Estava certíssima. Esperaria séculos para vê-la, se preciso fosse. Minha vozinha, querida.
Alguns poucos minutos se passaram até eu ouvir a chave girando na fechadura e, vagarosamente, a porta de abrir:

– Tcharam! Gostou?
– Ai, meu Deus do céu! Você está tão... tão... tão limpo!
– ...

Como assim “tão limpo”, minha Vó?! Como assim?!



Texto revisado por Paula Berbert

7 Response to "KURT COBAIN x JIMI HENDRIX"

  1. Alexandre Beanes Says:

    1. Nunca achei grunge grande coisa. In Utero, do Nirvana, talvez seja o que disco que mais gosto. A expressão "estranho" serve para os dois: o disco e o fato de eu gostar dele.
    2. Irmão Carlos inventou o "LOGO!", Roberta perde a patente.
    3. Cabelo grande era massa, curti o meu por longos 13 anos, mas a liberdade do cabelo curto é muito melhor.
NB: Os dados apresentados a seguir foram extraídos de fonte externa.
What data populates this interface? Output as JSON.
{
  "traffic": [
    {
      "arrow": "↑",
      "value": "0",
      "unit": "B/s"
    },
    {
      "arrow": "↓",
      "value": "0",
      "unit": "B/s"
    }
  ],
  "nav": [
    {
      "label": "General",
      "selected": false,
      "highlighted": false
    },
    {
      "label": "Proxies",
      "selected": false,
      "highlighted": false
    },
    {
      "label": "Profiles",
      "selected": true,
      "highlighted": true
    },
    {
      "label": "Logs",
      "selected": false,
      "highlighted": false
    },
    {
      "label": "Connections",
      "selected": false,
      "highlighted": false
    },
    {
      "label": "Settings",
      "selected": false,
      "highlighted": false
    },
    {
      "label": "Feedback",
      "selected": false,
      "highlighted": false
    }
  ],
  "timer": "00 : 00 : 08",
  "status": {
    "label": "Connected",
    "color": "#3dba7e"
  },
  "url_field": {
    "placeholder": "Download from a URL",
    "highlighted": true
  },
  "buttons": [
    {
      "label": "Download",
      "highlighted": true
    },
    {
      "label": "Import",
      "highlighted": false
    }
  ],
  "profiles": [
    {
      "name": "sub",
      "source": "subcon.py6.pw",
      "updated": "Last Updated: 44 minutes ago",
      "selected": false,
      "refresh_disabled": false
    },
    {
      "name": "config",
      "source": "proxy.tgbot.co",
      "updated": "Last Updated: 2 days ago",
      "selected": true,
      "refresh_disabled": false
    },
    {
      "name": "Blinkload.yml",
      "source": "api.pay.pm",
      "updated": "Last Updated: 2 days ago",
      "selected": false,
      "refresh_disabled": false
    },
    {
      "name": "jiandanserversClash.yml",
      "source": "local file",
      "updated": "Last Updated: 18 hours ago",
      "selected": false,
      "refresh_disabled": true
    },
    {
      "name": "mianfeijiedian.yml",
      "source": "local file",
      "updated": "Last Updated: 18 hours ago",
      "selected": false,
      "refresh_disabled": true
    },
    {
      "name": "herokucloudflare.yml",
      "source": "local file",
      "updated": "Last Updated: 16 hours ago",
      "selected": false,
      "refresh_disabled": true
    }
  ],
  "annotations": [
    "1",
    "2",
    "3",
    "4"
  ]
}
Talvez eu só esteja ficando velho.
    4. A sua cara de pelotense não deve ter mudado muito.
    5. Hoje gosto muito de Pearl Jam.
    6. O texto ficou mais direto, sem tanto rodeios, e eu que sempre elogiei os milhares de links, gostei bastante dele assim. Parabéns, meu caro amigo.










    P.S.: você tem cara de pelotense, mas é meu amigo...hahahahaha

  2. Paula Says:

    Eu consigo visualizar tudo (mérito de sua escrita deliciosa). Rio de você como rio de mim - são tão engraçadas essas convicções adolescentes!
    Suas madeixas eram lindas, mas nada se compara, como tanto digo, ao Lubisco de 34 anos.

    E sim: importante a colocação de Buja - Roberta perde a patente do "LOGO!". E será que ela viu você chamar o Aerosmith de xurumela?

  3. Unknown Says:

    Rabisco, seu contato com o grunge é mais uma coisa comum a nós, só que de um tempo em que não nos conhecíamos. Também prefiro Alice in Chains e (do pouco que conheço) Soundgarden. O Nirvana tem uma coisa ou outra marcante, e só. Os shows das duas bandas no Hollywood Rock (1993, acho) também me marcaram uma grande diferença: um deprimido e drogado Kurt Cobain fazendo m... no palco -- nunca o vi cuspir e se masturbar no palco fora do "3º mundo" -- , e um também deprimido e drogado Layne Staley, junto aos ótimos músicos da banda (AIC), tendo o profissionalismo de oferecer um excelente show ao público que pagou ingresso.

    Não sabia que estava perdendo cabelo. Só por incentivo: acho que é herança de família materna (Lubisco) mesmo. Meu pai era careca, mas meu avô materno e meus sete tios, todos cabeludos, me fizeram pular a fogueira. Mas, quanto a você... Se jogue, véi!

  4. Cris O Says:

    Oi amigo!
    Seu texto me dixou cheia de saudade da época do finado Tereza... adorei! E entendo o comentário de vó Ilka perfeitamente: O visual grunge é uma das coisas mais sebosas do universo. Melhor nem comecar a falar da sua fase mô bara entao hehehe. Beijos

    P.S. Seu cabelo era lindo mesmo. Sendo dona de um cabelo tipo assaltante (ou está armado ou está preso) sempre o invejei e achava uma injustica do universo que um CARA tivesse um cabelo lindo daquele. Se vc tivesse posto a venda eu teria comprado e seria a primeira mulé de Salvador a ter Megahair de cabelo natural.

  5. Anônimo Says:

    Fosse vc Sansão isso seria um problema... Ainda bem que não é. Bom que vc percebeu que as qualidades vao alem dos atributos físicos. Queria ter essa veia cômica, mas parece que a unica que tenho é mordida pela verve da lascívia.

    muito bom... muito bem escrito.

  6. Multiethnic Says:

    Perfeito. Acho que isso basta.

  7. Anônimo Says:

    Grande Negão!!!
    Não é todo mundo que consegue colocar em palavras tantos momentos e fazer o leitor vivenciar a história, ainda mais eu que fiz parte dela. Muito bom, gostei muito!
    Mas o cabelo não era tudo isso, fica muito melhor curto, bem curto. Posso falar porque já fui cabeludo e hoje não tenho muita escolha, porque a calvíce Lubisquiana já me afetou.
    beijos e parabéns. Voltarei!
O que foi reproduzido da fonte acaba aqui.